Recently a controversy erupted around a Florida Atlantic University course on cross-cultural communication in which students were asked to write the name Jesus on a piece of paper and then consider stomping on it. It ended up getting a reaction from the Governor of Florida as well as national news headlines. Here is an Orlando Sentinel opinion piece by Beth Kassab in which she quotes my reaction to the incident. It is a great perspective by her and I highly recommend it, even without my quote.
Point missed on Jesus-stomping lesson at FAU
Local News Columnist
7:10 PM EDT, March 27, 2013
If the Florida Atlantic University Jesus-“stomping” instructor was trying to make a point about religious tolerance, then point taken.
Too bad so many people, including our governor, are missing the point.
You and I may not like the classroom exercise that was intended to create discomfort — asking students to write “Jesus” on a piece of paper and then step on it. But you can’t say it didn’t make you think.
On any other day, the instructor, Deandre Poole, would probably chalk that up as a success. What college teacher doesn’t want to push students to think about things in new ways?
Instead he is being vilified as insensitive and crass for, ironically, trying to teach a lesson about sensitivity and civilized behavior.
At least one student was so offended by the classroom exercise that he complained to Poole’s supervisor and got a lawyer to represent him, prompting Boca Raton-based FAU to apologize. Gov. Rick Scott called the student personally to apologize and has demanded a report on what happened.
I won’t argue that this lesson lacked elegance. And taste.
And I don’t know why Poole, who is also vice chairman of the Palm Beach County Democratic Party, chose to follow the suggestion in the instructor’s manual that Jesus be the focal point, when the same exercise could have been done with any number of other nonreligious symbols we hold dear, such as, say, the Declaration of Independence.
The incident has, naturally, generated an incalculable amount of misinformation and outright lies, like the student being suspended because he wouldn’t step on the paper. Not true.
Here’s what is true about what took place in Poole’s Intercultural Communication class on March 4:
The instructor’s manual for the textbook, “Intercultural Communication: A Contextual Approach,” advises teachers to have students write “Jesus” on a piece of paper and think about it.
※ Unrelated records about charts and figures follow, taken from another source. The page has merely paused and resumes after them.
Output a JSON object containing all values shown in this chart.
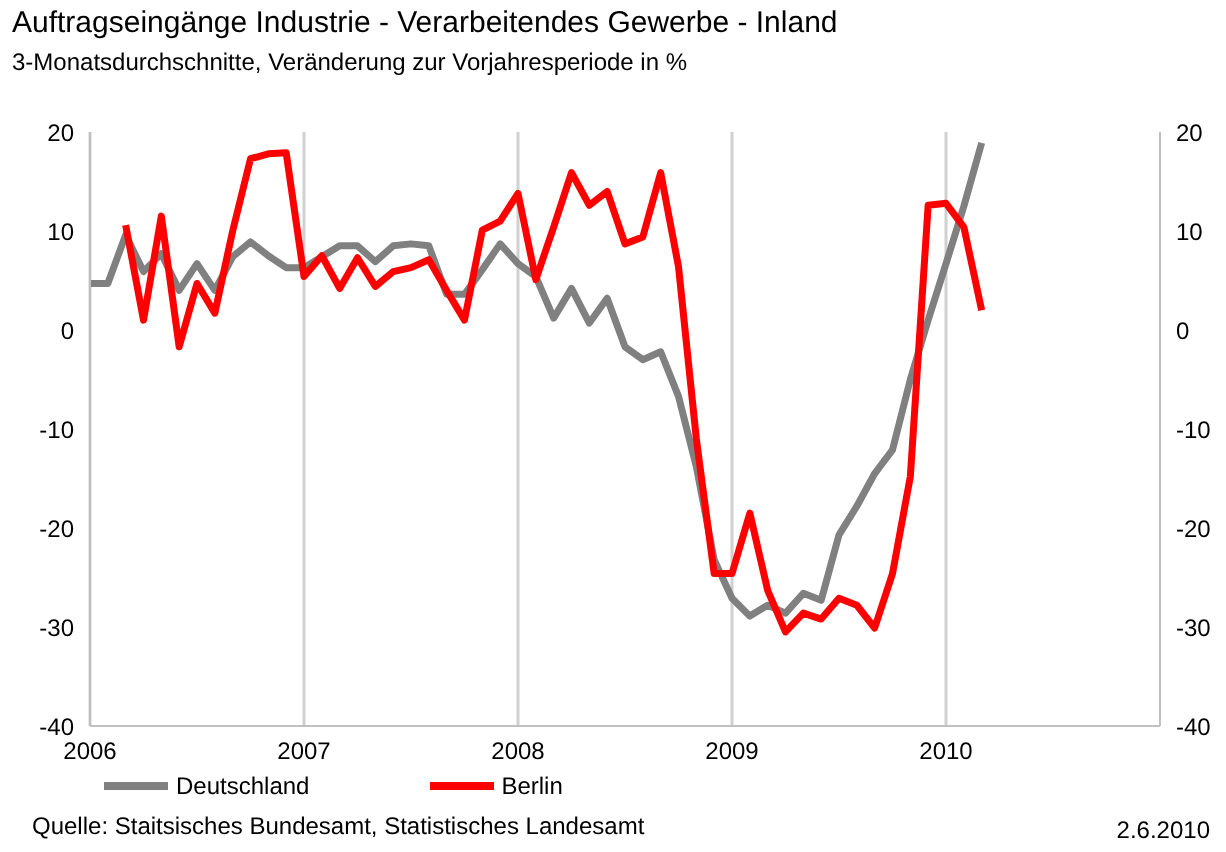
{
  "chart_data": {
    "type": "line",
    "title": "Auftragseingänge Industrie - Verarbeitendes Gewerbe - Inland",
    "subtitle": "3-Monatsdurchschnitte, Veränderung zur Vorjahresperiode in %",
    "x": [
      "2006-01",
      "2006-02",
      "2006-03",
      "2006-04",
      "2006-05",
      "2006-06",
      "2006-07",
      "2006-08",
      "2006-09",
      "2006-10",
      "2006-11",
      "2006-12",
      "2007-01",
      "2007-02",
      "2007-03",
      "2007-04",
      "2007-05",
      "2007-06",
      "2007-07",
      "2007-08",
      "2007-09",
      "2007-10",
      "2007-11",
      "2007-12",
      "2008-01",
      "2008-02",
      "2008-03",
      "2008-04",
      "2008-05",
      "2008-06",
      "2008-07",
      "2008-08",
      "2008-09",
      "2008-10",
      "2008-11",
      "2008-12",
      "2009-01",
      "2009-02",
      "2009-03",
      "2009-04",
      "2009-05",
      "2009-06",
      "2009-07",
      "2009-08",
      "2009-09",
      "2009-10",
      "2009-11",
      "2009-12",
      "2010-01",
      "2010-02",
      "2010-03"
    ],
    "series": [
      {
        "name": "Deutschland",
        "color": "#808080",
        "values": [
          4.7,
          4.7,
          9.6,
          5.9,
          7.7,
          4.0,
          6.7,
          4.0,
          7.4,
          8.9,
          7.5,
          6.3,
          6.3,
          7.4,
          8.5,
          8.5,
          6.9,
          8.5,
          8.7,
          8.5,
          3.6,
          3.6,
          6.1,
          8.7,
          6.7,
          5.4,
          1.2,
          4.2,
          0.7,
          3.2,
          -1.7,
          -3.0,
          -2.2,
          -6.7,
          -13.8,
          -23.2,
          -27.1,
          -28.9,
          -27.8,
          -28.6,
          -26.6,
          -27.3,
          -20.7,
          -17.8,
          -14.5,
          -12.1,
          -5.0,
          1.0,
          6.7,
          12.5,
          18.9
        ]
      },
      {
        "name": "Berlin",
        "color": "#ff0000",
        "values": [
          null,
          null,
          10.6,
          1.0,
          11.5,
          -1.7,
          4.7,
          1.7,
          10.0,
          17.3,
          17.8,
          17.9,
          5.4,
          7.5,
          4.2,
          7.3,
          4.4,
          5.9,
          6.3,
          7.1,
          4.0,
          1.0,
          10.1,
          11.0,
          13.8,
          5.1,
          10.4,
          15.9,
          12.6,
          14.0,
          8.7,
          9.4,
          15.9,
          6.4,
          -11.0,
          -24.6,
          -24.6,
          -18.5,
          -26.3,
          -30.5,
          -28.6,
          -29.2,
          -27.1,
          -27.8,
          -30.1,
          -24.6,
          -14.8,
          12.6,
          12.8,
          10.4,
          2.0
        ]
      }
    ],
    "xlim": [
      "2006",
      "2011"
    ],
    "xticks": [
      "2006",
      "2007",
      "2008",
      "2009",
      "2010"
    ],
    "ylim": [
      -40,
      20
    ],
    "yticks": [
      -40,
      -30,
      -20,
      -10,
      0,
      10,
      20
    ],
    "y2lim": [
      -40,
      20
    ],
    "y2ticks": [
      -40,
      -30,
      -20,
      -10,
      0,
      10,
      20
    ],
    "grid": true,
    "legend": "bottom",
    "line_style": "solid",
    "marker": "none",
    "annotations": [
      "Quelle: Staitsisches Bundesamt, Statistisches Landesamt",
      "2.6.2010"
    ]
  }
}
“After a brief period of silence, instruct them to step on the paper,” the manual says. “Most will hesitate. Ask why they can’t step on the paper. Discuss the importance of symbols in culture.”
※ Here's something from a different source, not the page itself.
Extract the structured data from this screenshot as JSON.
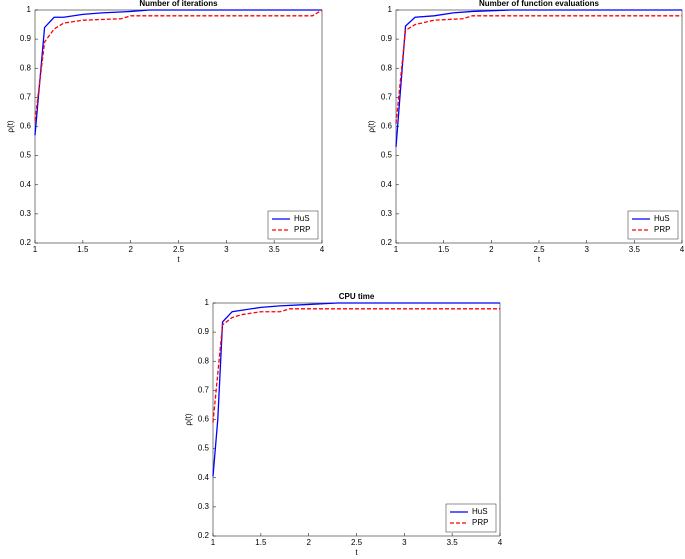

The instructor’s manual even includes this warning, though woefully understated in retrospect: “This exercise is a bit sensitive, but really drives home the point that even though symbols are arbitrary, they take on very strong and emotional meanings.”
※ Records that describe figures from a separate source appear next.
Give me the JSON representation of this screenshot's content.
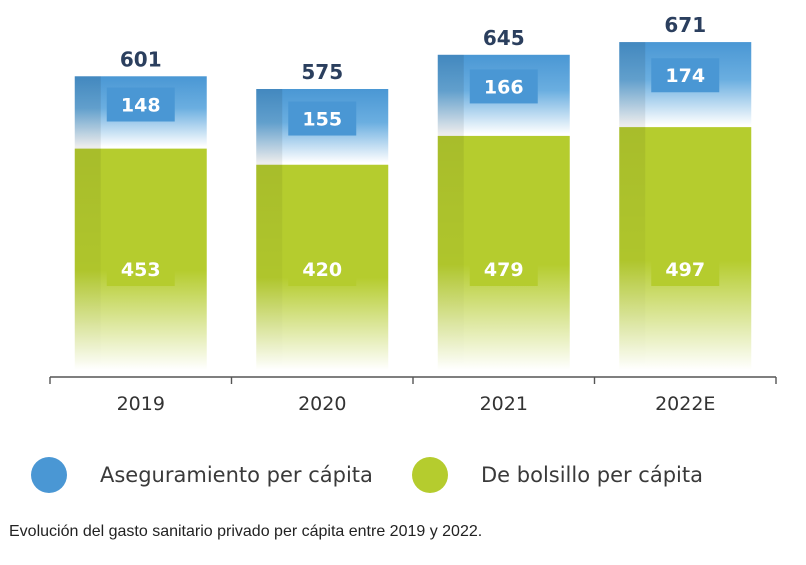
{
  "chart_data": {
    "type": "bar",
    "stacked": true,
    "categories": [
      "2019",
      "2020",
      "2021",
      "2022E"
    ],
    "series": [
      {
        "name": "De bolsillo per cápita",
        "values": [
          453,
          420,
          479,
          497
        ],
        "color": "#b5cc2e"
      },
      {
        "name": "Aseguramiento per cápita",
        "values": [
          148,
          155,
          166,
          174
        ],
        "color": "#4a97d4"
      }
    ],
    "totals": [
      601,
      575,
      645,
      671
    ],
    "ylim": [
      0,
      700
    ],
    "grid": false,
    "legend_position": "bottom"
  },
  "caption": "Evolución del gasto sanitario privado per cápita entre 2019 y 2022.",
  "colors": {
    "total_label": "#2b3f5e",
    "axis": "#555555",
    "tick_label": "#333333",
    "value_label": "#ffffff"
  }
}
In other words, the point of this lesson was not to insult Christianity — the manual even anticipates most students won’t step on the paper — but to compel students to understand the power of certain words and symbols.
Taking that a step further, because this is a course on intercultural communication, it’s likely meant to provoke empathy from students when people of other cultures or faiths are offended.
It was a provocative exercise, yes, but that’s what the First Amendment and academic freedom permit in this country.
When a Gainesville pastor wanted to burn a copy of the Quran, there weren’t any gubernatorial demands for an inquiry.
Local pastors I talked with endorsed the FAU instructor’s point, if not the method.
“Should we try to understand what it’s like to be a minority? Should we try to understand what it’s like to live in a culture unlike our own? That’s a very valuable lesson,” said the Rev. David Swanson, senior pastor at First Presbyterian Church in Orlando. “Picking a religious symbol was just an unwise choice.” Especially when it involves the central figure in the Christian faith.
The Rev. Dan Lacich, a pastor at Northland, A Church Distributed, said he never would have stepped on the paper if he had been in that class.